# Prep lib and dataset

In [None]:
# Author: Yan CONG
# make sure this ipnb file is in the same folder as Fine_tuning_a_masked_language_model...ipynb
import pandas as pd
import csv
import math
import os
import re

In [None]:
from transformers import pipeline

In [None]:
unmasker = pipeline('fill-mask', model='distilbert-base-uncased')
unmasker("Hello I'm a [MASK] model.")

In [None]:
unmasker("Hello I'm a [MASK] model.")[0]['score']

# Distill-BERT

## quantifier

### dataset

In [None]:
quantifier_df = pd.read_csv('data', index_col=0)
quantifier_df.head()

### playground

In [None]:
unmasker = pipeline('fill-mask', model='distilbert-base-uncased')
unmasker("[MASK] people have lungs that are diseased by viruses.")

In [None]:
unmasker = pipeline('fill-mask', model='distilbert-base-uncased')
unmasker("Some people have [MASK] that are diseased by viruses.")

In [None]:
unmasker = pipeline('fill-mask', model='distilbert-base-uncased')
unmasker("[MASK] people have lungs which require good care.")

### dataset cw quantifier

In [None]:
new_qdf = pd.read_csv('data', index_col=0)
new_qdf.head()

In [None]:
new_qdf['distillbert_cw_prob'] = ''
new_qdf['distillbert_top1'] = ''
new_qdf['distillbert_top1_prob'] = ''
new_qdf['distillbert_cw_accuracy'] = 0

unmasker = pipeline('fill-mask', model='distilbert-base-uncased')

for i in new_qdf.index:
    seq = "[MASK] " + new_qdf['post_cw'][i]
    temp = unmasker(seq)
    new_qdf['distillbert_top1'][i] = temp[0]['token_str']
    new_qdf['distillbert_top1_prob'][i] = temp[0]['score']

    for item in temp:
        if item['token_str'] == new_qdf['cw'][i]:
            new_qdf['distillbert_cw_prob'][i] = item['score']
            new_qdf['distillbert_cw_accuracy'][i] = 1


## presupposition

In [None]:
df = pd.read_csv('data', index_col=0)
df.head()

In [None]:
df['distillbert_cw_prob'] = ''
df['distillbert_top1'] = ''
df['distillbert_top1_prob'] = ''
df['distillbert_cw_accuracy'] = 0

unmasker = pipeline('fill-mask', model='distilbert-base-uncased')

for i in df.index:
    seq = df['pre_cw'][i] + " [MASK] " + df['post_cw'][i] + ' ' + df['post_cw_trigger'][i]
    temp = unmasker(seq)
    df['distillbert_top1'][i] = temp[0]['token_str']
    df['distillbert_top1_prob'][i] = temp[0]['score']

    for item in temp:
        if item['token_str'] == df['cw'][i]:
            df['distillbert_cw_prob'][i] = item['score']
            df['distillbert_cw_accuracy'][i] = 1

# Fine-tuned distill-bert

## quantifier

### playground

In [None]:
unmasker = pipeline('fill-mask', model='distilbert-base-uncased-finetuned-quantifier')
unmasker("[MASK] people have lungs that are diseased by viruses.")

In [None]:
unmasker = pipeline('fill-mask', model='distilbert-base-uncased-finetuned-quantifier')
unmasker("Some people have [MASK] that are diseased by viruses.")

In [None]:
unmasker = pipeline('fill-mask', model='distilbert-base-uncased-finetuned-quantifier')
unmasker("[MASK] people have lungs which require good care.")

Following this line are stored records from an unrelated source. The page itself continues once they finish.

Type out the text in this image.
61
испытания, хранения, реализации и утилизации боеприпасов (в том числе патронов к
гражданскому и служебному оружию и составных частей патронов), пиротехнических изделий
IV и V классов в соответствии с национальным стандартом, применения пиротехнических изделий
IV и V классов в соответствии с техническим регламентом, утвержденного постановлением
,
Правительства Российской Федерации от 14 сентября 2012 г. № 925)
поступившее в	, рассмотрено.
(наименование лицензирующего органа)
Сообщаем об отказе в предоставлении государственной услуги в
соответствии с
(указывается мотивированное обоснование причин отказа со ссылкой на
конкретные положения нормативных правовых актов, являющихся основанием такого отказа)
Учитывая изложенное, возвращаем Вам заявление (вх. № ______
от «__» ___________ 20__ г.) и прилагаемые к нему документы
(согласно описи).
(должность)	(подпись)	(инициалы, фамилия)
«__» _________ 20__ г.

### finetuned distill-bert on new SI dataset

In [None]:
from transformers import AutoTokenizer
from transformers import AutoModelForMaskedLM

model_checkpoint = "distilbert-base-uncased-finetuned-quantifier"
model = AutoModelForMaskedLM.from_pretrained(model_checkpoint)

tokenizer = AutoTokenizer.from_pretrained(model_checkpoint)
tokenizer.save_pretrained('distilbert-base-uncased-finetuned-quantifier')

distilbert_num_parameters = model.num_parameters() / 1_000_000
print(f"'>>> DistilBERT number of parameters: {round(distilbert_num_parameters)}M'")
print(f"'>>> BERT number of parameters: 110M'")

In [None]:
new_qdf['ft_distillbert_cw_prob'] = ''
new_qdf['ft_distillbert_top1'] = ''
new_qdf['ft_distillbert_top1_prob'] = ''
new_qdf['ft_distillbert_accuracy'] = 0

unmasker = pipeline('fill-mask', model='distilbert-base-uncased-finetuned-quantifier')

for i in new_qdf.index:
    seq = "[MASK] " + new_qdf['post_cw'][i]
    temp = unmasker(seq)
    new_qdf['ft_distillbert_top1'][i] = temp[0]['token_str']
    new_qdf['ft_distillbert_top1_prob'][i] = temp[0]['score']

    for item in temp:
        if item['token_str'] == new_qdf['cw'][i]:
            new_qdf['ft_distillbert_cw_prob'][i] = item['score']
            new_qdf['ft_distillbert_accuracy'][i] = 1

## presupposition

In [None]:
from huggingface_hub import notebook_login

notebook_login()

In [None]:
use_auth_token=True

In [None]:
from transformers import AutoTokenizer
from transformers import AutoModelForMaskedLM

model_checkpoint = "distilbert-base-uncased-finetuned-existence"
model = AutoModelForMaskedLM.from_pretrained(model_checkpoint)

tokenizer = AutoTokenizer.from_pretrained(model_checkpoint)
tokenizer.save_pretrained('distilbert-base-uncased-finetuned-existence')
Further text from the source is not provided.